[Fwd: [jcifs] DFS with jCIFS 1.2.3 and w2k3 sp1]

Michael B Allen mba2000 at ioplex.com
Sat Sep 10 01:30:19 GMT 2005


On Sat, 10 Sep 2005 02:32:21 +0200
Thomas Bley <thomas.bley at simple-groupware.de> wrote:

> Hi, another thing I've noticed, I use this:
> 
>          SmbFile f = new SmbFile( 
> "smb://administrator:admin@192.168.0.5/MyRoot/testlink/" );
>          System.out.println( f.getDfsPath() );
>          SmbFile[] fs = f.listFiles();
>          for (int i=0;i<fs.length;i++) {
>          	System.out.println(fs[i].getName());
>          }
> 
> where "testlink" is a dfslink. It's strange that I get the right 
> contents with listFiles, is this a feature of w2k3 or does jCIFS 
> automatically connect to the linked-share ?

If credentials are not "external" (meaning obtained via NTLM HTTP negotiation) then DFS is completely transparent to the user. If the credentials are external, the user (the HTTP servlet) will get DfsReferral exception when trying to access a resource in DFS in which case they should then do a corresponding HTTP redirect. Again, for that, look at src/jcifs/http/NetworkExplorer.java.

> Do I need the dfsreferral things ?

If you are using NTLM HTTP authentication then yes. Otherwise, in cases like your test programs where the credentials were supplied then DFS redirection is completely transparent to the user as you have observed.
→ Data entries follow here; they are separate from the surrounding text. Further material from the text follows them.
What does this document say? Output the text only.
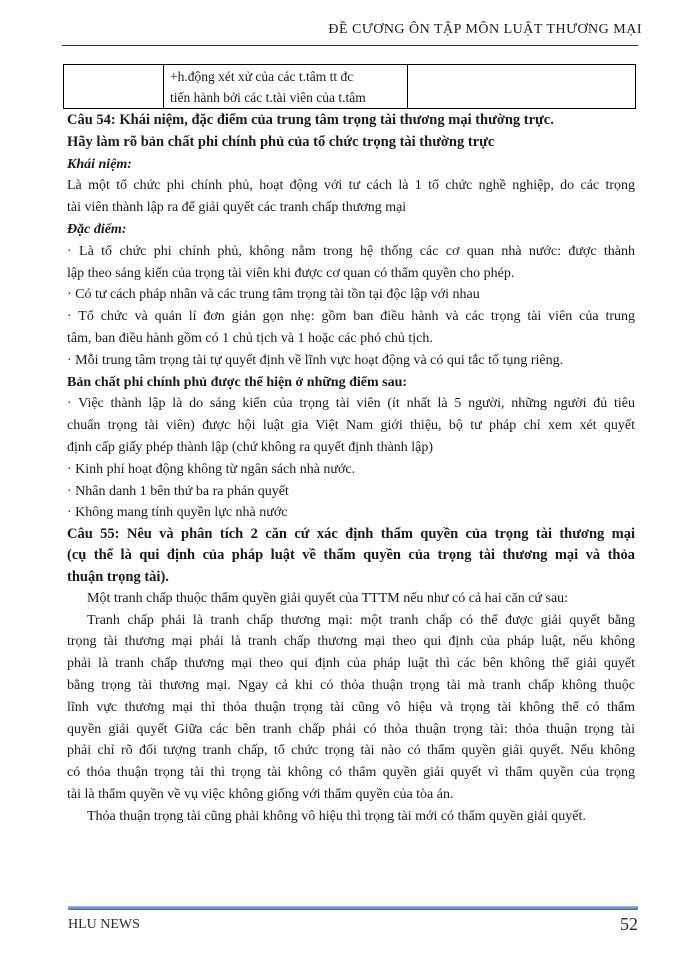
ĐỀ CƯƠNG ÔN TẬP MÔN LUẬT THƯƠNG MẠI

+h.động xét xử của các t.tâm tt đc
tiến hành bởi các t.tài viên của t.tâm

Câu 54: Khái niệm, đặc điểm của trung tâm trọng tài thương mại thường trực.
Hãy làm rõ bản chất phi chính phủ của tổ chức trọng tài thường trực
Khái niệm:
Là một tổ chức phi chính phủ, hoạt động với tư cách là 1 tổ chức nghề nghiệp, do các trọng
tài viên thành lập ra để giải quyết các tranh chấp thương mại
Đặc điểm:
· Là tổ chức phi chính phủ, không nằm trong hệ thống các cơ quan nhà nước: được thành
lập theo sáng kiến của trọng tài viên khi được cơ quan có thẩm quyền cho phép.
· Có tư cách pháp nhân và các trung tâm trọng tài tồn tại độc lập với nhau
· Tổ chức và quản lí đơn giản gọn nhẹ: gồm ban điều hành và các trọng tài viên của trung
tâm, ban điều hành gồm có 1 chủ tịch và 1 hoặc các phó chủ tịch.
· Mỗi trung tâm trọng tài tự quyết định về lĩnh vực hoạt động và có qui tắc tố tụng riêng.
Bản chất phi chính phủ được thể hiện ở những điểm sau:
· Việc thành lập là do sáng kiến của trọng tài viên (ít nhất là 5 người, những người đủ tiêu
chuẩn trọng tài viên) được hội luật gia Việt Nam giới thiệu, bộ tư pháp chỉ xem xét quyết
định cấp giấy phép thành lập (chứ không ra quyết định thành lập)
· Kinh phí hoạt động không từ ngân sách nhà nước.
· Nhân danh 1 bên thứ ba ra phán quyết
· Không mang tính quyền lực nhà nước
Câu 55: Nêu và phân tích 2 căn cứ xác định thẩm quyền của trọng tài thương mại
(cụ thể là qui định của pháp luật về thẩm quyền của trọng tài thương mại và thỏa
thuận trọng tài).
Một tranh chấp thuộc thẩm quyền giải quyết của TTTM nếu như có cả hai căn cứ sau:
Tranh chấp phải là tranh chấp thương mại: một tranh chấp có thể được giải quyết bằng
trọng tài thương mại phải là tranh chấp thương mại theo qui định của pháp luật, nếu không
phải là tranh chấp thương mại theo qui định của pháp luật thì các bên không thể giải quyết
bằng trọng tài thương mại. Ngay cả khi có thỏa thuận trọng tài mà tranh chấp không thuộc
lĩnh vực thương mại thì thỏa thuận trọng tài cũng vô hiệu và trọng tài không thể có thẩm
quyền giải quyết Giữa các bên tranh chấp phải có thỏa thuận trọng tài: thỏa thuận trọng tài
phải chỉ rõ đối tượng tranh chấp, tổ chức trọng tài nào có thẩm quyền giải quyết. Nếu không
có thỏa thuận trọng tài thì trọng tài không có thẩm quyền giải quyết vì thẩm quyền của trọng
tài là thẩm quyền về vụ việc không giống với thẩm quyền của tòa án.
Thỏa thuận trọng tài cũng phải không vô hiệu thì trọng tài mới có thẩm quyền giải quyết.
HLU NEWS	52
Currently I believe your WebDisk program does NOT do NTLM HTTP authentication right? Therefore credentials are not "external" and DFS should work as is right now [1] with no modifications to your program.

Mike

[1] It has been reported by several people that jCIFS DFS support does not work in all cases. Apparently there is some additional protocol that is not fully understood or there is some kind of protocol error occuring. Until we can obtain a capture of a successful referral in this environment we cannot properly support this "mystery" flavor of DFS.